Comme attendu, Elyès Fakhfakh, Chef du gouvernement, venu, hier, au Parlement défendre le bilan des 100 premiers jours de son gouvernement et soumettre aux députés le plan de salut national en prévision de l’étape à venir (l’après-Covid-19) s’est retrouvé dans l’obligation de répondre à ceux qui l’accusent d’avoir commis un délit de conflit d’intérêts
Hier, les députés qui étaient venus au Parlement pour écouter Elyès Fakhfakh dresser le bilan des 100 premiers jours de son gouvernement et soumettre le plan de salut national que son équipe a préparé pour la Tunisie de l’après-Covid 19 ont montré aux Tunisiens, à travers leurs performances, qu’ils n’avaient cure des projets qu’il prévoit pour la sauvegarde des entreprises publiques dont la majorité sont sur la voie de déclarer faillite, qu’ils ne s’intéressaient guère au sort des 270 mille nouveaux chômeurs (à ajouter aux 630 mille déjà répertoriés sur les registres officiels) engendrés par la pandémie de coronavirus et qu’ils ne s’attendaient à rien de la part de Fakhfakh ou de ses ministres à propos des réponses qu’ils pourraient proposer (aujourd’hui) aux protestataires d’El Kamour ou dans les prochains jours aux mécontents des secteurs de l’enseignement, de la filière laitière, de la santé ou des travailleurs de chantiers.
Hier, les élus de la nation ne sont pas venus écouter Fakhfakh. Ils sont plutôt venus pour que le Chef du gouvernement les écoute et corrobore leur approche selon laquelle il a fauté dans l’affaire des marchés publics que son entreprise a remportés, affaire qu’ils considèrent en rapport direct avec le délit de conflit d’intérêts commis par le Chef du gouvernement, d’où la nécessité, comme ils se sont ingéniés à le souligner dans leurs interventions, pour le locataire de La Kasbah «de reconnaître son erreur, de s’en excuser et de démissionner de son poste à la tête du gouvernement».
Sauf que ceux parmi les députés qui ont bâti leurs interventions sur la revendication de voir le Chef du gouvernement accéder à leurs demandes, au moins en s’excusant pour «ses erreurs impardonnables», ne savaient pas, semble-t-il, à qui ils avaient affaire et ont découvert un adversaire d’un autre calibre, un adversaire profondément convaincu qu’il n’a commis aucun dépassement, qu’il a respecté scrupuleusement les clauses de la loi sur la déclaration de patrimoine en révélant le jour où il est allé avec ses ministres (le jour même de l’obtention par son gouvernement de la confiance du Parlement) déposer auprès de l’Instance nationale de lutte contre la corruption (Inlucc) sa déclaration de patrimoine où il a consigné les actions qu’il possède dans une entreprise privée en ayant la conscience que s’il y a conflit d’intérêts, il en sera responsable au cas où il occuperait, lors de «la fausse découverte» de l’affaire, le poste de P.D.G. ou de gérant comme le stipule la loi en question, alors qu’en réalité, il n’y occupe aucun poste de responsabilité, se suffisant de la détention de quelques actions à l’instar des autres actionnaires.
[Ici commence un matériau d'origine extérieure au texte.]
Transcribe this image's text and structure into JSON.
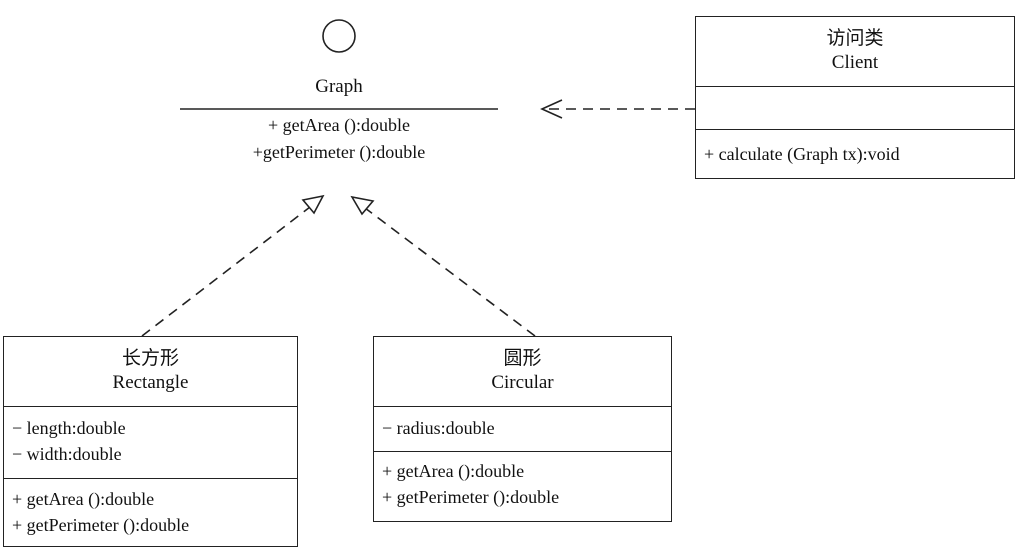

Ainsi, le Chef du gouvernement assure-t-il qu’il n’a pas à être accusé d’avoir commis une faute propre à le considérer comme ayant profité de son statut gouvernemental pour que l’entreprise où il est actionnaire puisse remporter un marché public aux dépens d’autres entreprises évoluant dans le même domaine d’activité.
Et Elyès Fakhfakh d’annoncer que son gouvernement soumettra prochainement au Parlement une initiative législative visant à amender l’article controversé de la loi sur la déclaration de patrimoine, article qui autorise dans sa formule actuelle toutes les interprétations possibles, y compris celle défendue par Fakhfakh et aussi par Mohamed Abbou, ministre d’Etat chargé, entre autres grandes missions, de la lutte contre la corruption, idée selon laquelle le conflit d’intérêts peut être compris comme un acte de corruption ou peut ne pas l’être conformément à l’interprétation que l’on peut faire de l’article en question.
En tout état de cause, plusieurs députés, dont des chefs de blocs parlementaires (à l’instar de Hassouna Nasfi, Oussama Khlifi et aussi Yadh Elloumi, président de la commission parlementaire des finances) n’ont pas hésité à appeler Fakhfakh à démissionner, le menaçant par ailleurs de lui retirer à lui et à son gouvernement la confiance du Parlement par le biais d’une motion de censure dont El Karama et Qalb Tounès assurent déjà avoir obtenu l’accord initial de 50 députés ayant déjà fait savoir qu’ils signeront la motion en question.